Like Billy Graham, some of Roberts’ popularity was due to his willingness to become more “ecumenical” with the passing of time. He was also astute enough to by-pass the denominational hierarchies of the various Pentecostal groups, being instrumental in helping found and develop Demos Shakarian’s “Full Gospel Businessmen’s Fellowship International.” As with Graham, who moved steadily from the context of “Southern redneck fundamentalism” into the Protestant mainstream, Roberts allowed this increasing ecumenicity and desire for respectability to lead him into the Methodist church in 1968.

But it was Roberts’ entry into the visual media of film and television that was to set him apart. After producing a film about his ministry to be shown in churches, Roberts launched his television ministry in 1954. In the 1960’s, Roberts abandoned the Sunday morning “religious ghetto” of television programs for a series of slickly-produced, prime time TV specials which vresaged programs like “The 700 Club” and “PTL.”

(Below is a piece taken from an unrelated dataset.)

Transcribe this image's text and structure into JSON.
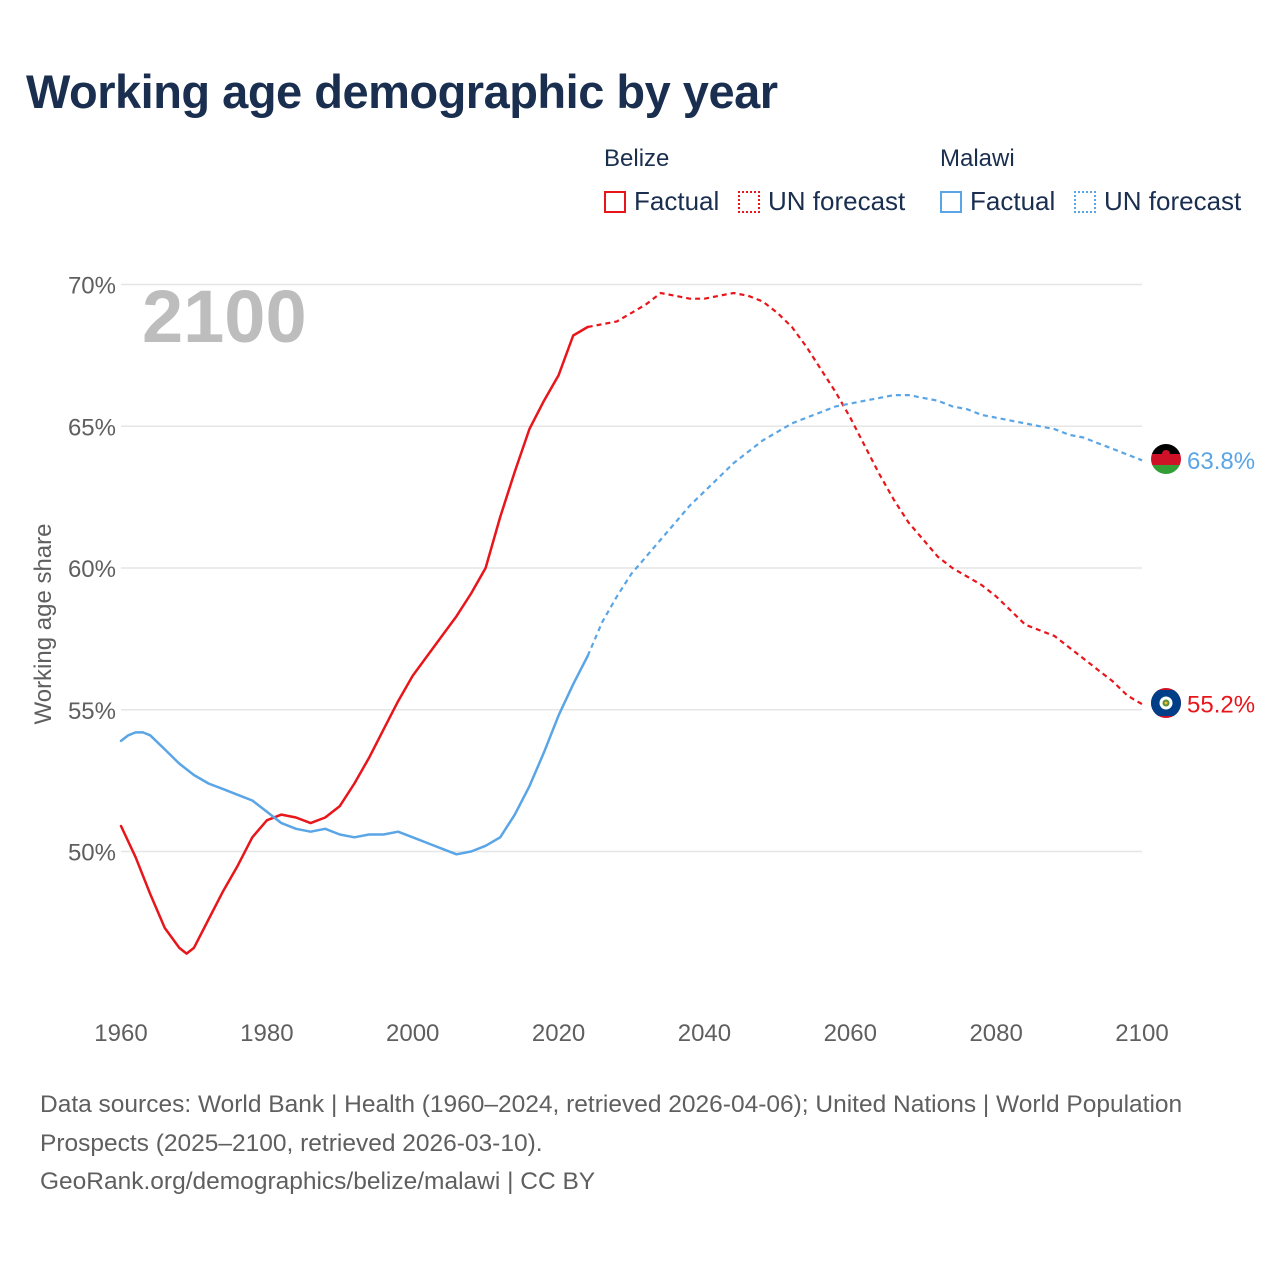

But “the times they were a’changin.. in the ’60’s, and Roberts changed with them, abandoning his tent evangelism and turning his attention to Oral Roberts University (founded in 1966; indicative of his increasing acceptance by and of the religious world, Billy Graham spoke at the Dedication ceremony) and then to the “City of Faith” which would eventually begin to sap his financial strength seriously.

Roberts efforts on behalf of these enterprises (including his “vision” of a 900-foot Jesus and his recent threat that God would take his life if he did not raise $8 million for his medical school) have kept him in the news lately. However, his fortunes may be declining; Newsweek recently reported that Roberts’ audience had dropped from 2.5 million households in 1977 to 11.1 million in 1985, and TIME reported his 1986 proceeds at $55 million, down from $88 million in 1980.

Oral, however, is probably not finished. As Ed Harrell asks, “How do you top a 900-foot Jesus? Well, he did. I would never bet against Oral Roberts or Richard Nixon” (Newsweek, April 6, 1987, p. 20).

Sources

Oral Roberts: An American Life (1985), by David Edwin Edwin Harrell, is comprehensive. Harrell’s earlier work, All Things Are Possible (1975) places Roberts in the context of the Pentecostal/Charismatic movements, as does Richard Quebedeaux, The New Charismatics (1976). Interesting perspectives from former “insiders” are provided by Jerry Sholes, Give Me That Prime- Time Religion (1979), and Patti Roberts, Ashes to Gold (1983).